Barrett's esophagus refers to an abnormal change (metaplasia) in the cells of the lower portion of the esophagus. It is characterized by the replacement of the normal stratified squamous epithelium lining of the esophagus by simple columnar epithelium with goblet cells (which are usually found lower in the gastrointestinal tract). The medical significance of Barrett's esophagus is its strong association (0.1 per 1 cm Prague C>M> total segment length per patient-year) with esophageal adenocarcinoma, a very often deadly cancer, because of which it is considered to be a premalignant condition.

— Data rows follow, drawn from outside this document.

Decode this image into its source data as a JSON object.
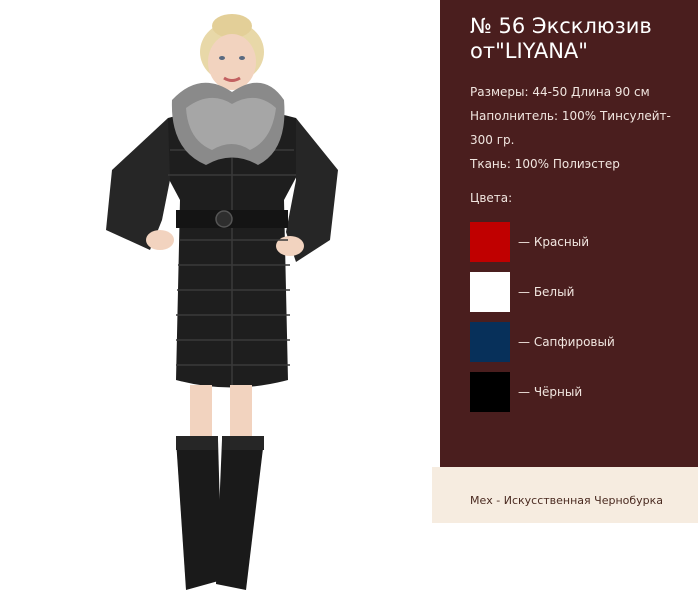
{
  "product": {
    "title": "№ 56 Эксклюзив от\"LIYANA\"",
    "specs": [
      "Размеры: 44-50 Длина 90 см",
      "Наполнитель: 100% Тинсулейт-\n300 гр.",
      "Ткань: 100% Полиэстер"
    ]
  },
  "colors": {
    "heading": "Цвета:",
    "items": [
      {
        "label": "— Красный",
        "hex": "#c00000"
      },
      {
        "label": "— Белый",
        "hex": "#ffffff"
      },
      {
        "label": "— Сапфировый",
        "hex": "#07305a"
      },
      {
        "label": "— Чёрный",
        "hex": "#000000"
      }
    ]
  },
  "footer": {
    "note": "Мех - Искусственная Чернобурка"
  },
  "theme": {
    "panel_bg": "#4a1e1e",
    "footer_bg": "#f6ece0"
  }
}
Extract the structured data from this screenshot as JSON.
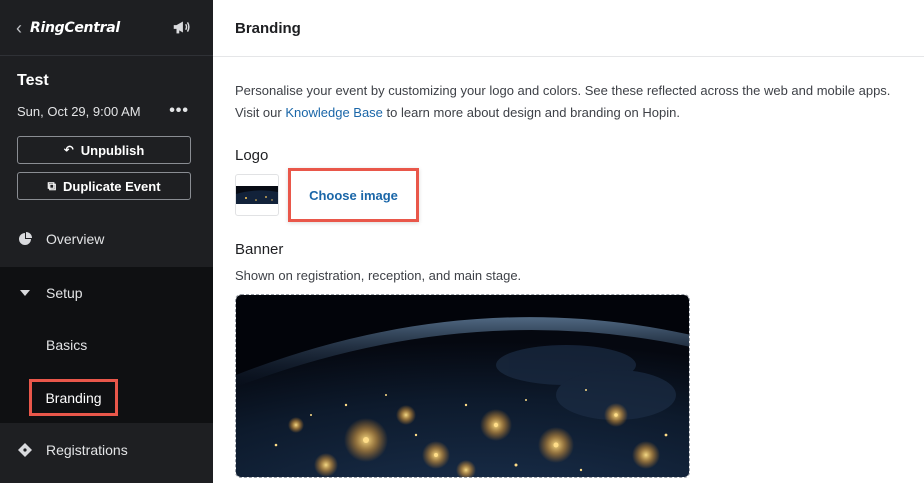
{
  "sidebar": {
    "back_icon": "chevron-left-icon",
    "logo_text": "RingCentral",
    "megaphone_icon": "megaphone-icon",
    "event": {
      "title": "Test",
      "date": "Sun, Oct 29, 9:00 AM",
      "more_icon": "•••"
    },
    "buttons": {
      "unpublish": {
        "label": "Unpublish",
        "icon": "undo-icon"
      },
      "duplicate": {
        "label": "Duplicate Event",
        "icon": "copy-icon"
      }
    },
    "nav": {
      "overview": {
        "label": "Overview",
        "icon": "pie-chart-icon"
      },
      "setup": {
        "label": "Setup",
        "icon": "caret-down-icon"
      },
      "basics": {
        "label": "Basics"
      },
      "branding": {
        "label": "Branding"
      },
      "registrations": {
        "label": "Registrations",
        "icon": "ticket-icon"
      }
    }
  },
  "main": {
    "title": "Branding",
    "intro_line1": "Personalise your event by customizing your logo and colors. See these reflected across the web and mobile apps.",
    "intro_line2_prefix": "Visit our ",
    "intro_link": "Knowledge Base",
    "intro_line2_suffix": " to learn more about design and branding on Hopin.",
    "logo_label": "Logo",
    "choose_image": "Choose image",
    "banner_label": "Banner",
    "banner_desc": "Shown on registration, reception, and main stage."
  },
  "colors": {
    "sidebar_bg": "#1e1f22",
    "setup_group_bg": "#0f1012",
    "highlight": "#e9574a",
    "link": "#1a66a8"
  }
}
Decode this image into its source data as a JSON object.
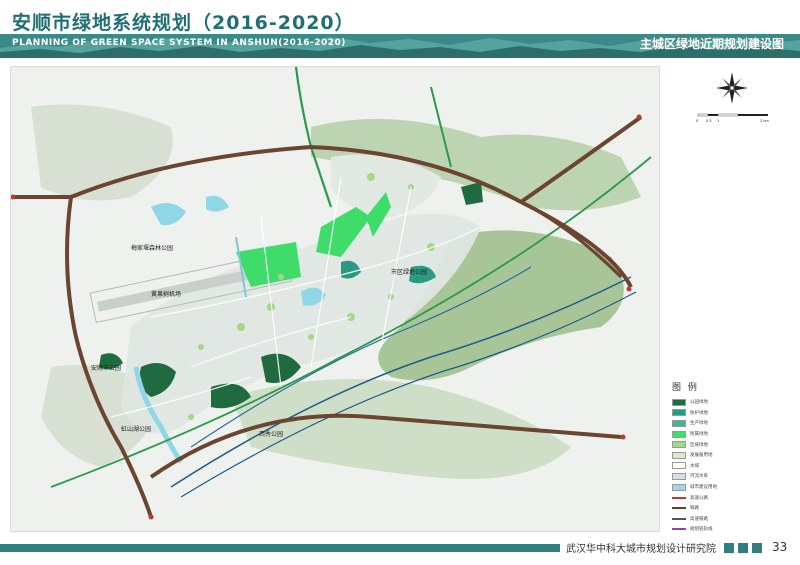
{
  "header": {
    "title_zh": "安顺市绿地系统规划（2016-2020）",
    "title_en": "PLANNING OF GREEN SPACE SYSTEM IN ANSHUN(2016-2020)",
    "subtitle": "主城区绿地近期规划建设图"
  },
  "map": {
    "labels": {
      "park_west": "梅家堰森林公园",
      "airport_line": "黄果树机场",
      "park_southwest": "安顺市公园",
      "park_south": "虹山湖公园",
      "park_east": "市区绿地公园",
      "park_se": "西秀公园"
    },
    "scale_bar": [
      "0",
      "0.5",
      "1",
      "2 km"
    ],
    "colors": {
      "background": "#eef1ee",
      "mountain_green": "#8fb57a",
      "ring_road": "#6b4530",
      "expressway": "#2a9a4a",
      "railway": "#1f5a88",
      "water": "#8fd6e6"
    }
  },
  "legend": {
    "title": "图 例",
    "items": [
      {
        "label": "公园绿地",
        "color": "#1f6b3f"
      },
      {
        "label": "防护绿地",
        "color": "#2b9a83"
      },
      {
        "label": "生产绿地",
        "color": "#3fb98f"
      },
      {
        "label": "附属绿地",
        "color": "#3fdc6a"
      },
      {
        "label": "区域绿地",
        "color": "#a6d68a"
      },
      {
        "label": "发展备用地",
        "color": "#dbe9c9"
      },
      {
        "label": "水域",
        "color": "#ffffff"
      },
      {
        "label": "河流水系",
        "color": "#d7dfe3"
      },
      {
        "label": "城市建设用地",
        "color": "#9ed6ee"
      },
      {
        "label": "高速公路",
        "color": "#c0392b"
      },
      {
        "label": "铁路",
        "color": "#6b3b2a"
      },
      {
        "label": "高速铁路",
        "color": "#555555"
      },
      {
        "label": "规划轻轨线",
        "color": "#8e44ad"
      }
    ]
  },
  "footer": {
    "institute": "武汉华中科大城市规划设计研究院",
    "page_number": "33"
  }
}
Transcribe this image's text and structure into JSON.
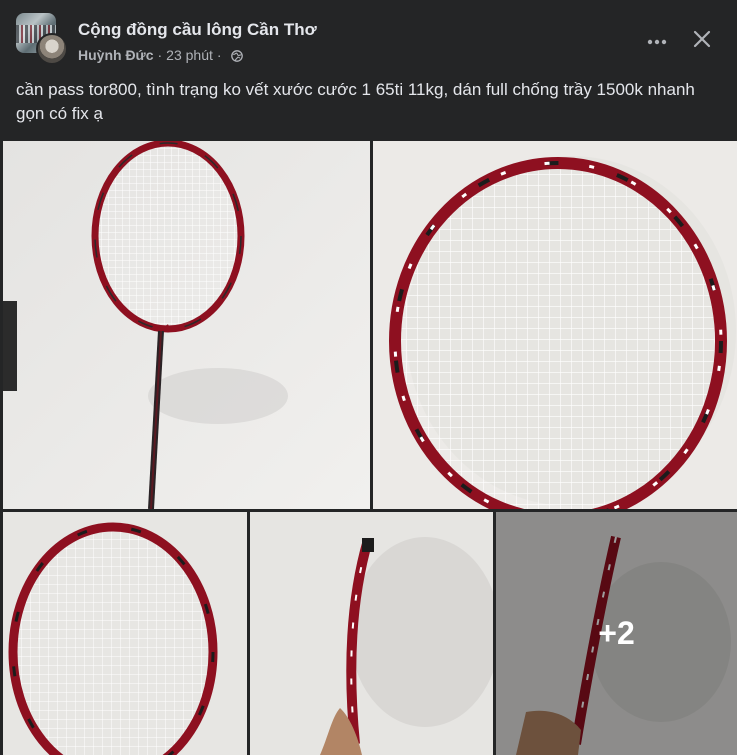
{
  "header": {
    "group_name": "Cộng đồng cầu lông Cần Thơ",
    "author": "Huỳnh Đức",
    "separator": "·",
    "time": "23 phút",
    "privacy_icon": "globe-icon",
    "more_icon": "more-horizontal-icon",
    "close_icon": "close-icon"
  },
  "post": {
    "text": "cần pass tor800, tình trạng ko vết xước cước 1 65ti 11kg, dán full chống trầy 1500k nhanh gọn có fix ạ"
  },
  "photos": {
    "more_count": "+2"
  },
  "colors": {
    "background": "#242526",
    "text_primary": "#e4e6eb",
    "text_secondary": "#b0b3b8",
    "racket_red": "#8e1020"
  }
}
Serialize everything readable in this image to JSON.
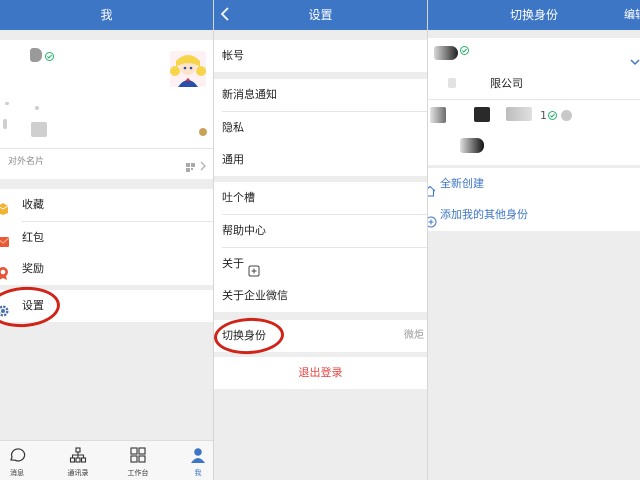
{
  "panel_me": {
    "title": "我",
    "card_label": "对外名片",
    "menu": [
      {
        "label": "收藏",
        "icon": "favorites-icon"
      },
      {
        "label": "红包",
        "icon": "red-packet-icon"
      },
      {
        "label": "奖励",
        "icon": "reward-icon"
      },
      {
        "label": "设置",
        "icon": "settings-gear-icon"
      }
    ],
    "tabs": [
      {
        "label": "消息",
        "icon": "message-icon"
      },
      {
        "label": "通讯录",
        "icon": "contacts-icon"
      },
      {
        "label": "工作台",
        "icon": "workbench-icon"
      },
      {
        "label": "我",
        "icon": "me-icon"
      }
    ]
  },
  "panel_settings": {
    "title": "设置",
    "items": {
      "account": "帐号",
      "notification": "新消息通知",
      "privacy": "隐私",
      "general": "通用",
      "feedback": "吐个槽",
      "help": "帮助中心",
      "about": "关于",
      "about_wework": "关于企业微信",
      "switch_identity": "切换身份",
      "switch_identity_value": "微炬"
    },
    "logout": "退出登录"
  },
  "panel_switch": {
    "title": "切换身份",
    "edit": "编辑",
    "company_suffix": "限公司",
    "badge_number": "1",
    "create": "全新创建",
    "add_identity": "添加我的其他身份"
  },
  "colors": {
    "brand": "#3e76c6",
    "highlight_ring": "#d02418",
    "logout_red": "#e64340"
  }
}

The main cause of Barrett's esophagus is thought to be an adaptation to chronic acid exposure from reflux esophagitis. The incidence of esophageal adenocarcinoma has increased substantially in the Western world in recent years. The condition is found in 5–15% of patients who seek medical care for heartburn (gastroesophageal reflux disease), although a large subgroup of patients with Barrett's esophagus do not have symptoms. Diagnosis requires endoscopy (more specifically, esophagogastroduodenoscopy, a procedure in which a fibreoptic cable is inserted through the mouth to examine the esophagus, stomach, and duodenum) and biopsy. The cells of Barrett's esophagus, after biopsy, are classified into four general categories: nondysplastic, low-grade dysplasia, high-grade dysplasia, and frank carcinoma. High-grade dysplasia and early stages of adenocarcinoma can be treated by endoscopic resection and new endoscopic therapies such as radiofrequency ablation, whereas advanced stages (submucosal) are generally advised to undergo surgical treatment. Nondysplastic and low-grade patients are generally advised to undergo annual observation with endoscopy, with radiofrequency ablation as a therapeutic option. In high-grade dysplasia, the risk of developing cancer might be at 10% per patient-year or greater.
The condition is named after the Australian-born British thoracic surgeon Norman Barrett (1903–1979), who described it in 1950.
Those with the eating disorder bulimia are more likely to develop Barrett’s esophagus because bulimia can cause severe acid reflux, and because purging also floods the esophagus with acid.